Worse, their sub-optimal results aren’t necessarily the byproduct of distraction or malaise (though to be fair, my fantasy football teams fare quite well, and the mid-day consumption of ESPN articles was assuredly counterproductive to someone’s bottom-line…clearly, I’m the only professional to ever operate inefficiently in this manner). These individuals are part of the apparatus of allocation. These individuals help decide whether that next million lands in the coffers of a project that will return two million or none at all.
Again, for those scoring at home, the difference between two million and nothing is much larger than the difference between $100K and $80K (100x larger to be precise…almost as though I crafted this example for that particular, illustrative purpose).

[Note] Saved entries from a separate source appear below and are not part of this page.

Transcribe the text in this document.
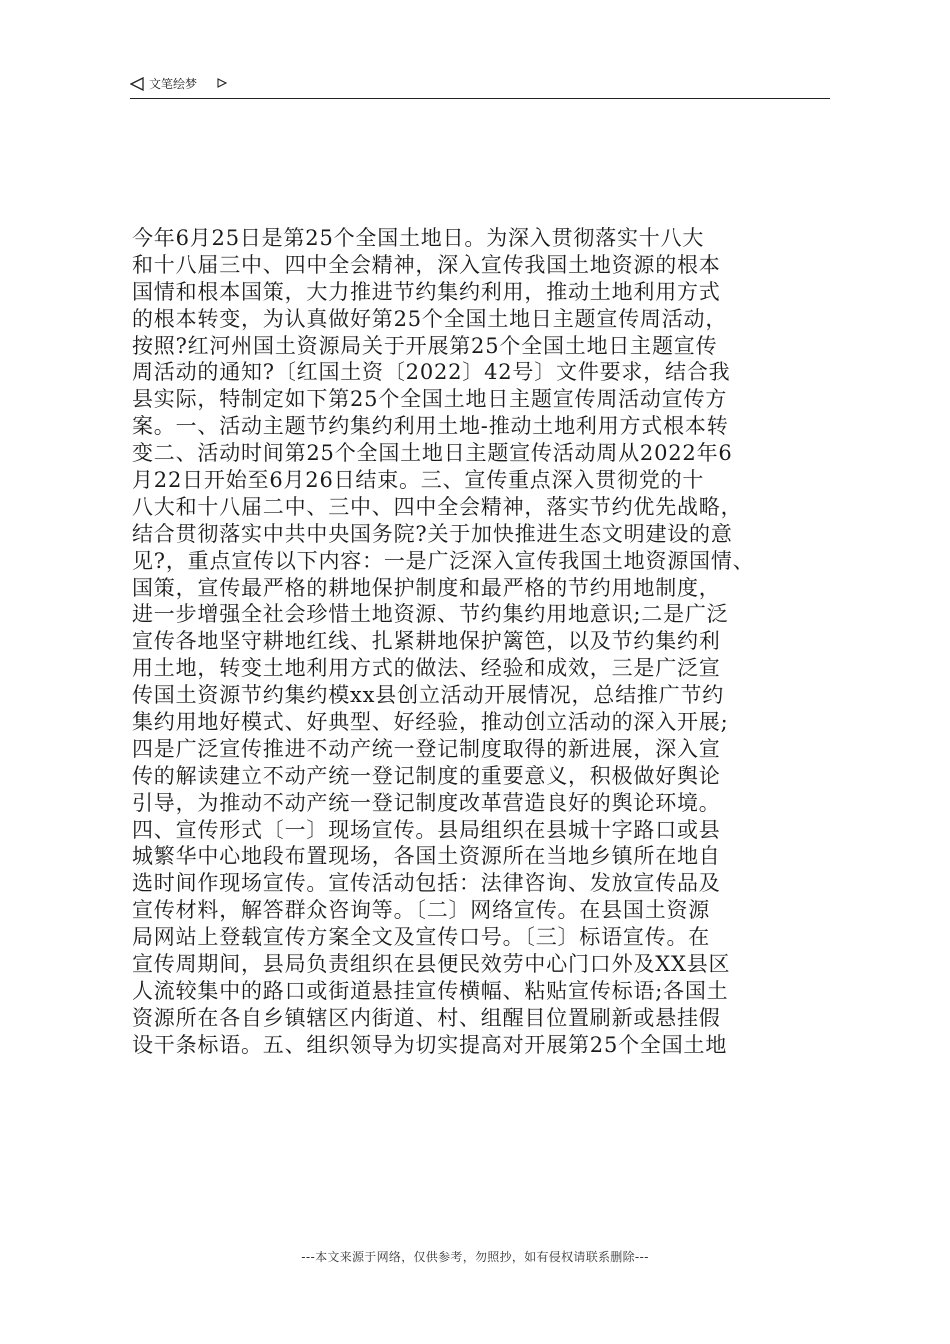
文笔绘梦
今年6月25日是第25个全国土地日。为深入贯彻落实十八大
和十八届三中、四中全会精神，深入宣传我国土地资源的根本
国情和根本国策，大力推进节约集约利用，推动土地利用方式
的根本转变，为认真做好第25个全国土地日主题宣传周活动，
按照?红河州国土资源局关于开展第25个全国土地日主题宣传
周活动的通知?〔红国土资〔2022〕42号〕文件要求，结合我
县实际，特制定如下第25个全国土地日主题宣传周活动宣传方
案。一、活动主题节约集约利用土地-推动土地利用方式根本转
变二、活动时间第25个全国土地日主题宣传活动周从2022年6
月22日开始至6月26日结束。三、宣传重点深入贯彻党的十
八大和十八届二中、三中、四中全会精神，落实节约优先战略，
结合贯彻落实中共中央国务院?关于加快推进生态文明建设的意
见?，重点宣传以下内容：一是广泛深入宣传我国土地资源国情、
国策，宣传最严格的耕地保护制度和最严格的节约用地制度，
进一步增强全社会珍惜土地资源、节约集约用地意识;二是广泛
宣传各地坚守耕地红线、扎紧耕地保护篱笆，以及节约集约利
用土地，转变土地利用方式的做法、经验和成效，三是广泛宣
传国土资源节约集约模xx县创立活动开展情况，总结推广节约
集约用地好模式、好典型、好经验，推动创立活动的深入开展;
四是广泛宣传推进不动产统一登记制度取得的新进展，深入宣
传的解读建立不动产统一登记制度的重要意义，积极做好舆论
引导，为推动不动产统一登记制度改革营造良好的舆论环境。
四、宣传形式〔一〕现场宣传。县局组织在县城十字路口或县
城繁华中心地段布置现场，各国土资源所在当地乡镇所在地自
选时间作现场宣传。宣传活动包括：法律咨询、发放宣传品及
宣传材料，解答群众咨询等。〔二〕网络宣传。在县国土资源
局网站上登载宣传方案全文及宣传口号。〔三〕标语宣传。在
宣传周期间，县局负责组织在县便民效劳中心门口外及XX县区
人流较集中的路口或街道悬挂宣传横幅、粘贴宣传标语;各国土
资源所在各自乡镇辖区内街道、村、组醒目位置刷新或悬挂假
设干条标语。五、组织领导为切实提高对开展第25个全国土地
---本文来源于网络，仅供参考，勿照抄，如有侵权请联系删除---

This cadre of VPs, PMs, and other prestigious acronyms are probably much “worse” in terms of the amount of capital they leave on the table than the widget-makers. And while consultants will gladly take a hacksaw to middle management, what is rarely considered is the potential for these individuals to become truly savvy decision-makers, rather than victims of the fallacies above (and many others we’ve yet to discover).
Your Task
This, dear C{x}O, is your task. It is not to solve every quantitative dilemma known to mankind, nor even your particular corporation. It is your task to ensure that the lieutenants carrying out your mission are as optimized as the frontline whose inputs and outputs are well-modeled.
This is the hard work that justifies your compensation. Surely, you’re worth every penny?